Fernando Cardenas Barrera

Cell. 389 1505387

fecarbar@hotmail.com

Atmosfera marina, olio su tela, cm. 110x90

La nostra idea è considerare la pittura

come uno strumento per trasmettere

concetti, emozioni o sentimenti, rivalutando

l’esperienza visiva e lasciandosi trasportare

dalla pittura in una dimensione spazio

temporale in cui si ritrova l’essenza stessa della

natura. Attraverso l’energia creativa entriamo

in contatto con l’armonia del fluido cosmico

che, con l’aiuto della pittura, ci fa evolvere

fino ad arrivare alla bellezza delle cose immateriali.

Infatti l’aspetto esterno delle cose, in

altre parole l’apparenza, ci impedisce di avere

un contatto profondo con la realtà che ci circonda

(non si tratta di un discorso religioso,

ma di un approccio alla vita che deve avere in

sè qualcosa di spirituale). La pittura ci permette

di trasmettere quella sensibilità della natura

che è invisibile agli occhi e che si mostra soltanto

a chi sia in grado di riconoscere e apprezzare

la bellezza della vita. L’universo illumina

tutti gli esseri viventi senza alcuna

eccezione e tutti possiamo elevare il nostro

essere se solo riusciamo ad entrare in sintonia

con la natura, senza affanni ma con semplicità.

Non occorre contrapporsi allo stile di vita

moderno, ma è sufficiente ritagliarsi degli spazi

di contemplazione in cui ritrovarsi con se

stessi. Queste opere aprono la strada a nuove

e antiche formule di convivenza come in un

percorso sciamanico, ricordandoci che all’origine

dell’universo e di ogni forma vivente ci

sono l’amore e l’armonia.

“Fernando Cardenas: il pittore del mare, come

lui stesso ama definirsi. Un incontro, quello

con il mare, avvenuto diversi anni fa nel suo

paese di origine, sulla costa caraibica. All’epoca

immergersi nei fondali marini significava

per lui riappropriarsi di un elemento, l’acqua,

in cui il grande mistero della vita ha avuto origine.

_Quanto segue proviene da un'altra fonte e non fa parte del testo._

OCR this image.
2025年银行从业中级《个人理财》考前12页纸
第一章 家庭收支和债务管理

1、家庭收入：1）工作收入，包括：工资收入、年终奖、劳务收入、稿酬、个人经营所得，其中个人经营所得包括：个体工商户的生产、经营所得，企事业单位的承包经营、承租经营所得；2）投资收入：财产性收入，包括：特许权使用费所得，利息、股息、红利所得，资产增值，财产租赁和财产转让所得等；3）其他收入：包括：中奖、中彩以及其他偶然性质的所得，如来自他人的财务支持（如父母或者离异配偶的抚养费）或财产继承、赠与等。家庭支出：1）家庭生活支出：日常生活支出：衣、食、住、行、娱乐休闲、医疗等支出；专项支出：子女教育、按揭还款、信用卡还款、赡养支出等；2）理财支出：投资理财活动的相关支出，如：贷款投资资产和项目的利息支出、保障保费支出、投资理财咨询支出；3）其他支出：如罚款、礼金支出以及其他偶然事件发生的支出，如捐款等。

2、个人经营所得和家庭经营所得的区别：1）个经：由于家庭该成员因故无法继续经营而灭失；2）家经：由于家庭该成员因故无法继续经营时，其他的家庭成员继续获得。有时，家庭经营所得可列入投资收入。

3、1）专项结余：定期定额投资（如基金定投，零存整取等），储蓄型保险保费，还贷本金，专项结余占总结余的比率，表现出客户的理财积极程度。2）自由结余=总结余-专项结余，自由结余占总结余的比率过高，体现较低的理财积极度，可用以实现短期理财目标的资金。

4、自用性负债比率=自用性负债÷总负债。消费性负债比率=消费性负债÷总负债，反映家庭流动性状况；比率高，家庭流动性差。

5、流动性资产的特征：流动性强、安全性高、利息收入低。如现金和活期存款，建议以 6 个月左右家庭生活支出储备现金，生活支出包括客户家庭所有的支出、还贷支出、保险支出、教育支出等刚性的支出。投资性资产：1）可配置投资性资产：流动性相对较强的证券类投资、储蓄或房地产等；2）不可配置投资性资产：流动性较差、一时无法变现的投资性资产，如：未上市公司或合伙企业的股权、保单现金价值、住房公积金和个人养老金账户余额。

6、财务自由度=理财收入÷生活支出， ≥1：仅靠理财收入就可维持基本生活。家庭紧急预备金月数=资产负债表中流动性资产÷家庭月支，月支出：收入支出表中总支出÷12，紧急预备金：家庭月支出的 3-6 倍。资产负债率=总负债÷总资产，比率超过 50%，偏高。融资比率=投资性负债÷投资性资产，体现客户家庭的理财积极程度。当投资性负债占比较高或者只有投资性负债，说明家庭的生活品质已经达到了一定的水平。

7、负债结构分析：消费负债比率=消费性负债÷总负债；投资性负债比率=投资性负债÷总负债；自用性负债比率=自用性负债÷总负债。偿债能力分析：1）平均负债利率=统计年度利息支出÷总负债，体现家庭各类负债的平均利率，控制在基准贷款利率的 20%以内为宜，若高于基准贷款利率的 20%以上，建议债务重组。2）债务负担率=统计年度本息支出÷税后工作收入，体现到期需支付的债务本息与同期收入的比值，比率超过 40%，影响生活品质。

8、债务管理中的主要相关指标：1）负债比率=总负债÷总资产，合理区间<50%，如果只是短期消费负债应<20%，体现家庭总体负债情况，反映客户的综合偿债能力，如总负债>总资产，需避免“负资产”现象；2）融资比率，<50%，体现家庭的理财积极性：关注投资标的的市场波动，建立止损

Il mare, con le sue profondità, è anche

un archetipo dell’inconscio, cioè di quella parte

di noi in cui è più difficile arrivare perché rimane

sotto il livello della coscienza. Nella poesia

“L’uomo e il mare” Charles Baudelaire paragona

l’insondabilità dell’animo umano alla profondità degli abissi

marini; un’affinità che rende l’uomo e il mare tanto nemici, e

quindi pronti a scontrarsi, quanto fratelli perché entrambi gelosi

custodi dei loro segreti, delle loro intime certezze.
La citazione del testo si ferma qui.